In this embodiment, the arithmetic unit 41 corrects the shape ink data in consideration of color balance, but the arithmetic unit 41 may also perform signal processing such as gamma correction. In this case, the computing unit 41 is
In addition to the multiplication of shading data and coefficients, other calculations may be performed. In addition, CPU4 is
The data may be transferred to the parameter memory 33 if necessary.

In the above embodiment, the black reference density plate 1 is used as the reference density plate.
6 and a white reference density plate 17, for example, as shown in FIG.
In addition, a yellow density reference plate 51, a cyan density reference plate 52, and a magenta density reference plate 53, each of which has the same color as the three color filters YF, CF, and MF provided in the image sensor 14, may be provided (if the filters are (in the case of a color, it is sufficient to use the same reference density plate as that color). For each reference density plate, for example, a ceramic plate or a ceramic plate coated with ink or acrylic paint may be used. Furthermore, in this case, a shading data memory may be provided for each reference density plate of each color.

With such a configuration, shading data for each reference color can be obtained, so differences in spectral characteristics of each color filter can be corrected, and an image with good color reproducibility can be obtained.

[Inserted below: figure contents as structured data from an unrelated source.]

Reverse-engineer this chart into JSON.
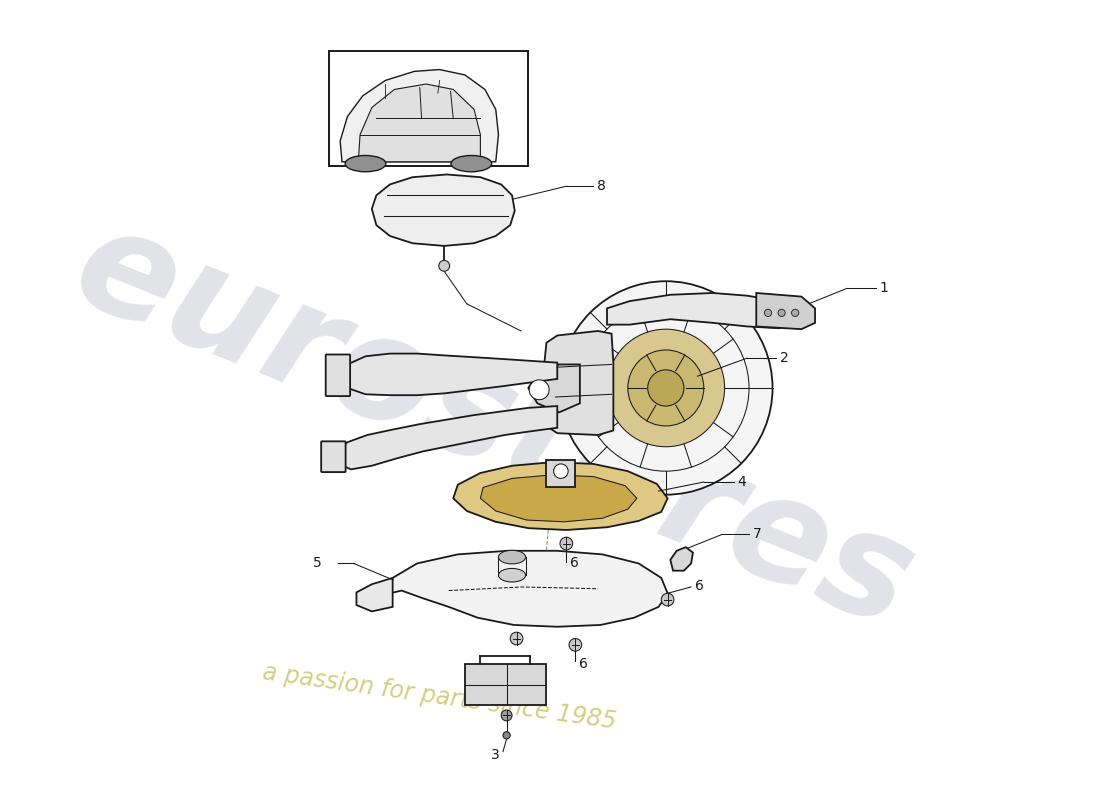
{
  "background_color": "#ffffff",
  "line_color": "#1a1a1a",
  "watermark1": "eurostores",
  "watermark2": "a passion for parts since 1985",
  "wm_color1": "#b8b8c8",
  "wm_color2": "#cccc78",
  "fig_width": 11.0,
  "fig_height": 8.0,
  "dpi": 100
}
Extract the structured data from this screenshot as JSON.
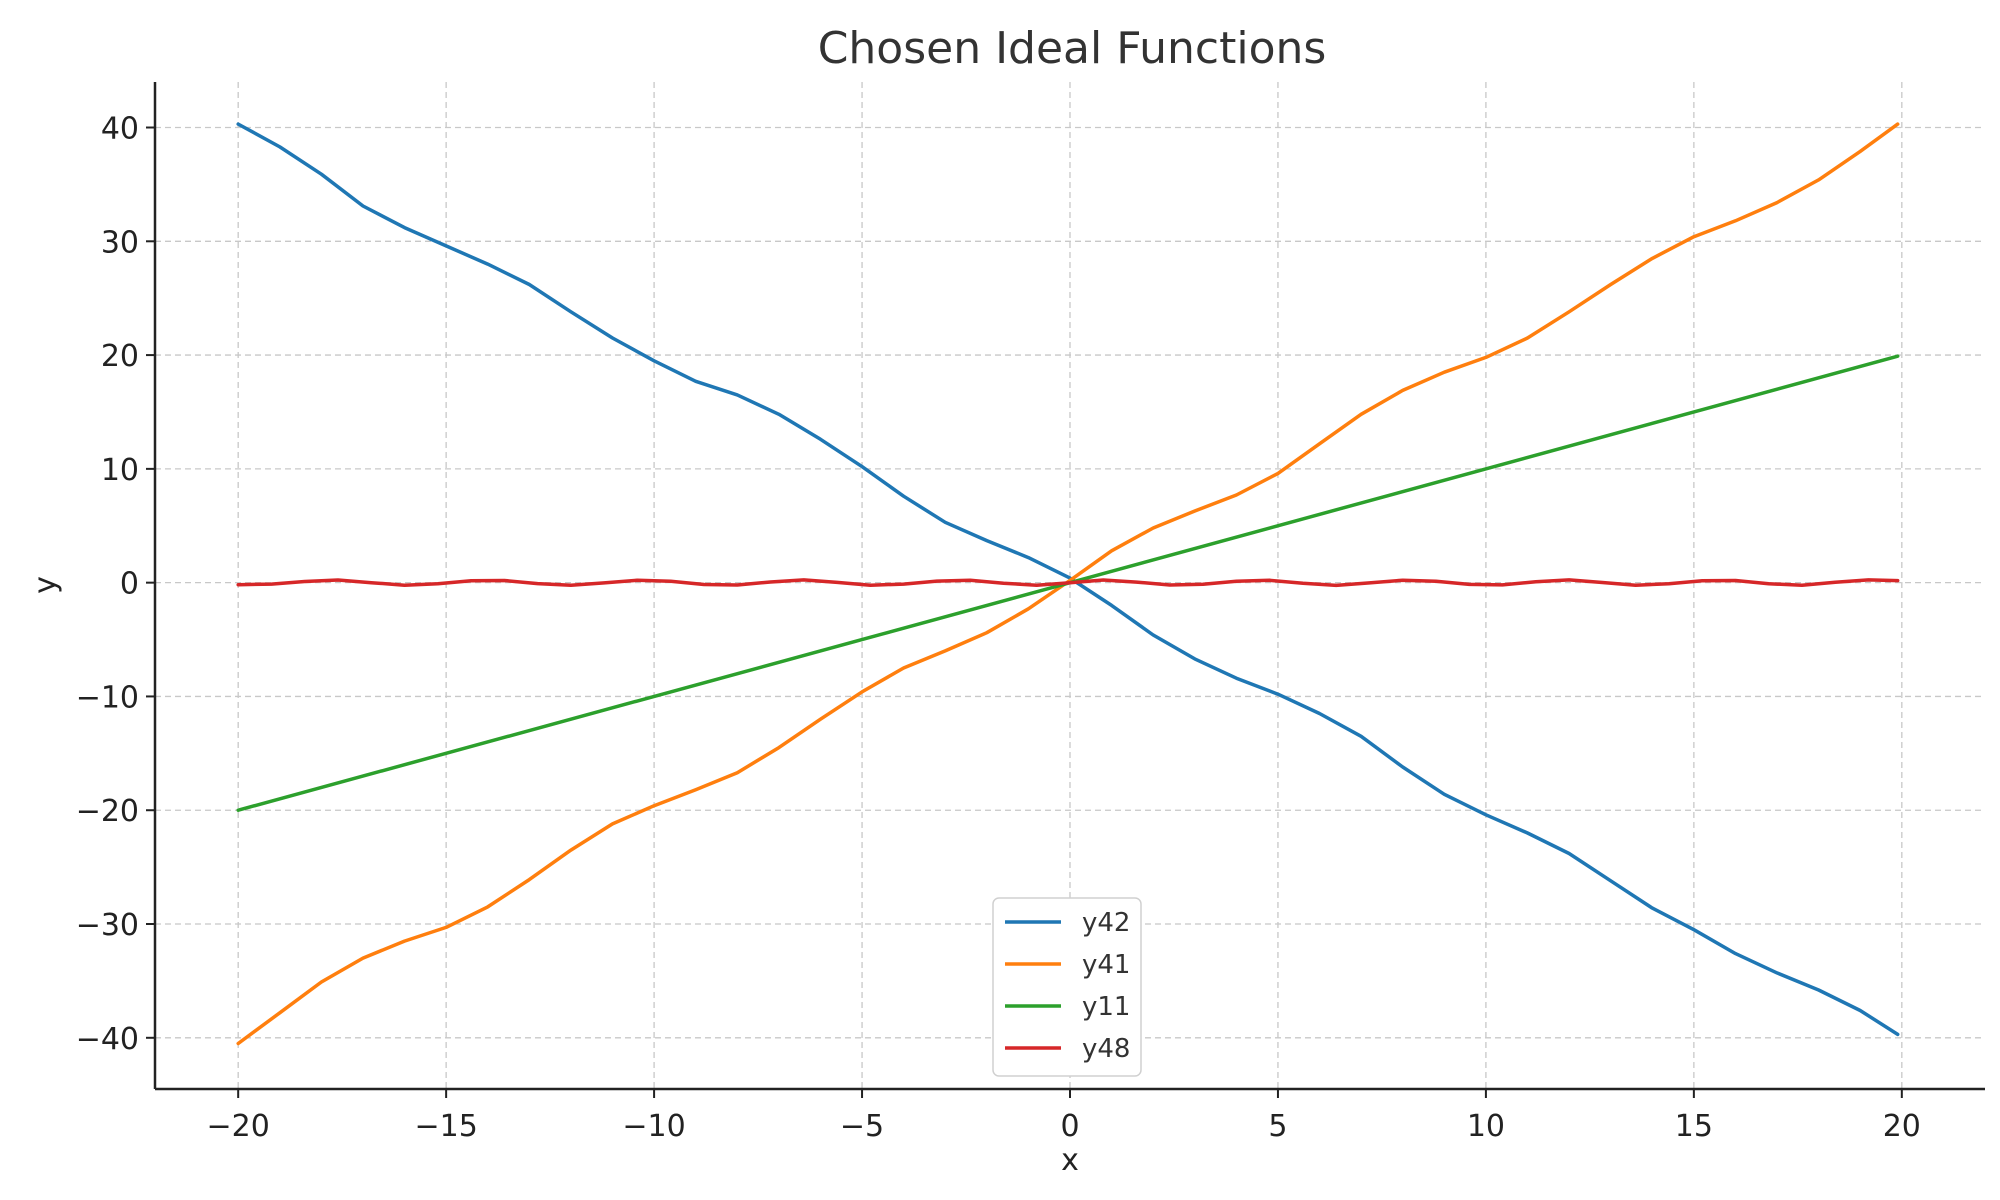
{
  "chart_data": {
    "type": "line",
    "title": "Chosen Ideal Functions",
    "xlabel": "x",
    "ylabel": "y",
    "xlim": [
      -22,
      22
    ],
    "ylim": [
      -44.5,
      44
    ],
    "xticks": [
      -20,
      -15,
      -10,
      -5,
      0,
      5,
      10,
      15,
      20
    ],
    "yticks": [
      -40,
      -30,
      -20,
      -10,
      0,
      10,
      20,
      30,
      40
    ],
    "xtick_labels": [
      "−20",
      "−15",
      "−10",
      "−5",
      "0",
      "5",
      "10",
      "15",
      "20"
    ],
    "ytick_labels": [
      "−40",
      "−30",
      "−20",
      "−10",
      "0",
      "10",
      "20",
      "30",
      "40"
    ],
    "grid": true,
    "legend_position": "bottom-center",
    "series": [
      {
        "name": "y42",
        "color": "#1f77b4",
        "x": [
          -20,
          -19,
          -18,
          -17,
          -16,
          -15,
          -14,
          -13,
          -12,
          -11,
          -10,
          -9,
          -8,
          -7,
          -6,
          -5,
          -4,
          -3,
          -2,
          -1,
          0,
          1,
          2,
          3,
          4,
          5,
          6,
          7,
          8,
          9,
          10,
          11,
          12,
          13,
          14,
          15,
          16,
          17,
          18,
          19,
          19.9
        ],
        "y": [
          40.3,
          38.3,
          35.9,
          33.1,
          31.2,
          29.6,
          28.0,
          26.2,
          23.8,
          21.5,
          19.5,
          17.7,
          16.5,
          14.8,
          12.6,
          10.2,
          7.6,
          5.3,
          3.7,
          2.2,
          0.4,
          -2.0,
          -4.6,
          -6.7,
          -8.4,
          -9.8,
          -11.5,
          -13.5,
          -16.2,
          -18.6,
          -20.4,
          -22.0,
          -23.8,
          -26.2,
          -28.6,
          -30.5,
          -32.6,
          -34.3,
          -35.8,
          -37.6,
          -39.7
        ]
      },
      {
        "name": "y41",
        "color": "#ff7f0e",
        "x": [
          -20,
          -19,
          -18,
          -17,
          -16,
          -15,
          -14,
          -13,
          -12,
          -11,
          -10,
          -9,
          -8,
          -7,
          -6,
          -5,
          -4,
          -3,
          -2,
          -1,
          0,
          1,
          2,
          3,
          4,
          5,
          6,
          7,
          8,
          9,
          10,
          11,
          12,
          13,
          14,
          15,
          16,
          17,
          18,
          19,
          19.9
        ],
        "y": [
          -40.5,
          -37.8,
          -35.1,
          -33.0,
          -31.5,
          -30.3,
          -28.5,
          -26.1,
          -23.5,
          -21.2,
          -19.6,
          -18.2,
          -16.7,
          -14.5,
          -12.0,
          -9.6,
          -7.5,
          -6.0,
          -4.4,
          -2.3,
          0.2,
          2.8,
          4.8,
          6.3,
          7.7,
          9.6,
          12.2,
          14.8,
          16.9,
          18.5,
          19.8,
          21.5,
          23.8,
          26.2,
          28.5,
          30.4,
          31.8,
          33.4,
          35.4,
          37.9,
          40.3
        ]
      },
      {
        "name": "y11",
        "color": "#2ca02c",
        "x": [
          -20,
          19.9
        ],
        "y": [
          -20.0,
          19.9
        ]
      },
      {
        "name": "y48",
        "color": "#d62728",
        "x": [
          -20,
          -19.2,
          -18.4,
          -17.6,
          -16.8,
          -16.0,
          -15.2,
          -14.4,
          -13.6,
          -12.8,
          -12.0,
          -11.2,
          -10.4,
          -9.6,
          -8.8,
          -8.0,
          -7.2,
          -6.4,
          -5.6,
          -4.8,
          -4.0,
          -3.2,
          -2.4,
          -1.6,
          -0.8,
          0.0,
          0.8,
          1.6,
          2.4,
          3.2,
          4.0,
          4.8,
          5.6,
          6.4,
          7.2,
          8.0,
          8.8,
          9.6,
          10.4,
          11.2,
          12.0,
          12.8,
          13.6,
          14.4,
          15.2,
          16.0,
          16.8,
          17.6,
          18.4,
          19.2,
          19.9
        ],
        "y": [
          -0.18,
          -0.13,
          0.1,
          0.23,
          0.0,
          -0.22,
          -0.1,
          0.17,
          0.19,
          -0.08,
          -0.23,
          -0.02,
          0.22,
          0.12,
          -0.16,
          -0.21,
          0.06,
          0.24,
          0.02,
          -0.22,
          -0.13,
          0.14,
          0.21,
          -0.05,
          -0.23,
          0.0,
          0.23,
          0.05,
          -0.21,
          -0.14,
          0.13,
          0.21,
          -0.06,
          -0.24,
          -0.02,
          0.22,
          0.12,
          -0.15,
          -0.2,
          0.08,
          0.24,
          0.01,
          -0.22,
          -0.1,
          0.17,
          0.19,
          -0.09,
          -0.23,
          0.04,
          0.24,
          0.18
        ]
      }
    ]
  }
}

In short, the present invention can be implemented with various modifications without departing from the gist thereof.

[Brief explanation of the drawing]

FIG. 1 is a block diagram of a color document reading device according to an embodiment of the present invention, FIG. 2 is a perspective view showing the configuration of a color document reading section of the device, and FIG. 3 is an image sensor of the color document reading section. FIG. 4 is a block diagram of a shading correction circuit which is a main part of the above device, and FIG. 5 is a color filter according to another embodiment of the present invention.
FIG. 3 is a perspective view showing the configuration of a reading section. 11... Original table, 12... Original, 13...
Lens, 14... Image sensor, 15... Fluorescent lamp, 16... Black reference density plate, 17... White reference density plate,
19...Timing belt, 23...Pulse motor, 51...Yellow density reference plate, 52...Cyan density reference plate, 53...Magenta density reference plate.

Claims (3)

[Claims] (1) In a shading correction circuit that performs shading correction on input image data using shading data obtained by reading a reference density plate with an image input device, the shading correction circuit includes a memory for storing the shading data and a memory used for correcting the shading data. 1. A shading correction circuit comprising: a memory for storing coefficients; and an arithmetic circuit for correcting the shading data by inputting the shading data and the coefficients. (2) The shading correction circuit according to claim 1, wherein the reference density plate is white and black. (3) The image input device is characterized in that a plurality of types of color filters are arranged in the light receiving section, and the reference density plate is made of black, white, or the same color as the color filter. A shading correction circuit according to claim 1.